Salesforce, Slack, Google G-Suite, Shopify, and Zoom are all examples of SaaS products.
Meeting new org needs
Large and small organizations have to meet the needs of their users rapidly. They must find product market fit and reduce their time to value. They need to be efficient with capital. And make sure their business model scales as usage grows.
SaaS comes in here!
- SaaS helps reduce time to value by enabling a faster feedback loop from real users. And it scales easily as your business grows.
- Startup businesses are increasingly SaaS-only. They build their businesses on the cloud and leverage ‘software as a service’ building blocks to rapidly compile an offering to meet their customers’ needs.
- Enterprises look for SaaS options first when purchasing commercial software so that they can focus on their core business.
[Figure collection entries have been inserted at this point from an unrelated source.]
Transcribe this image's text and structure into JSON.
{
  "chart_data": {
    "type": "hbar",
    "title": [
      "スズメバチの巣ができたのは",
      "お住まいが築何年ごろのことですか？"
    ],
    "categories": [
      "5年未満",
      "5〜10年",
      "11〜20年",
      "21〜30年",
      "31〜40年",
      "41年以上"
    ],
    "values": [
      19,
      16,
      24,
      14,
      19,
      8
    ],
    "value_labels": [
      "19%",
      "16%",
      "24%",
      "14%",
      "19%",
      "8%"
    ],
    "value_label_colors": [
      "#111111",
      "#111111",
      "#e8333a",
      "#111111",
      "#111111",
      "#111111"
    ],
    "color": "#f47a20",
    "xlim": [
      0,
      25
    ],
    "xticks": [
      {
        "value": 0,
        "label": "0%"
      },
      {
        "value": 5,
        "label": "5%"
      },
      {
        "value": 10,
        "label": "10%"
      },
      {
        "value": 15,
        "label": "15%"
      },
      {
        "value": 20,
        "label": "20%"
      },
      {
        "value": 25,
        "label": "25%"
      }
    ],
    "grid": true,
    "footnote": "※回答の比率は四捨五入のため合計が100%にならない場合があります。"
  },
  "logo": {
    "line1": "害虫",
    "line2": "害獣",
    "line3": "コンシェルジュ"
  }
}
- 1 or 2 person Micro-SaaS businesses now have the same access to SaaS building blocks as established enterprises. They can rapidly meet the needs of a niche set of users.
Ask these Questions
When creating a SaaS product, you must answer core questions to focus everyone on business goals and meet users’ needs. Tod Golding covers this in his amazing SaaS Architecture Patterns: From concept to implementation talk. We have the critical points here:
- How do you manage your SaaS product? Do you have observability and analytics in place so you can analyze trends and see how your business is performing?
- Do you have a good handle on billing? Do you have the ability to have different subscription and pricing models?
- How do you provision and configure tenant environments on-demand and in a self-service way?
- How do you design your application to handle multiple tenants?
- How do you implement isolation so one tenant doesn’t interfere or have access to any other tenants?
- How do you partition data appropriately for each tenant?
- How do you deploy infrastructure and applications? Do you share a common infrastructure, have separate silos for each tenant, or a mixture?
- How do you route data and load it to each tenant?
- How do you create users and associate users with a tenant identity? How do authentication and authorization work for each user in SaaS?
- How do you create and onboard a new tenant into the system? How do you give them an identity and plan and configure the appropriate policies for that tenant?
- How do you offer different tiered experiences to other tenants? Basic, Premium, Enterprise, etc.
Make it real with the Serverless SaaS workshop.
The AWS Serverless SaaS Workshop guides you through building a multi-tenant Software-as-a-Service (SaaS) solution. The workshop answers questions in a serverless way.
- How do you implement tenant isolation in an AWS Lambda environment?
- How do you support tiering and noisy-neighbor conditions?
- How do you build multi-tenant-aware microservices in a serverless model?
- How do you establish Multi-tenant observability in a serverless ecosystem?
- How do you isolate tenant data in a pooled model?
- How do you apply tier-based deployment strategies?
- How do you enable tenant throttling and quotas?
Ultimately, you can build a fully functional SaaS application that aligns closely with the SaaS Reference Architecture solution.
Attending the workshop is a fantastic way to learn how to build a SaaS product from the ground up and how to get it to market quickly. The workshop is also a great way to get hands-on with a wide array of technologies: Cloud9, SAM, CDK, API Gateway, Lambda, Lambda Layers, DynamoDB, Cognito, STS, CodePipeline, CloudWatch, Python, and the brilliant lambda power tools.
Serverless and SaaS – better together
A serverless-first approach lets you focus on your SaaS business and differentiating value without worrying about scaling and managing servers. This approach enables you to get to market faster, reduce your operational costs, keep your initial costs low, and scale as you find product market fit.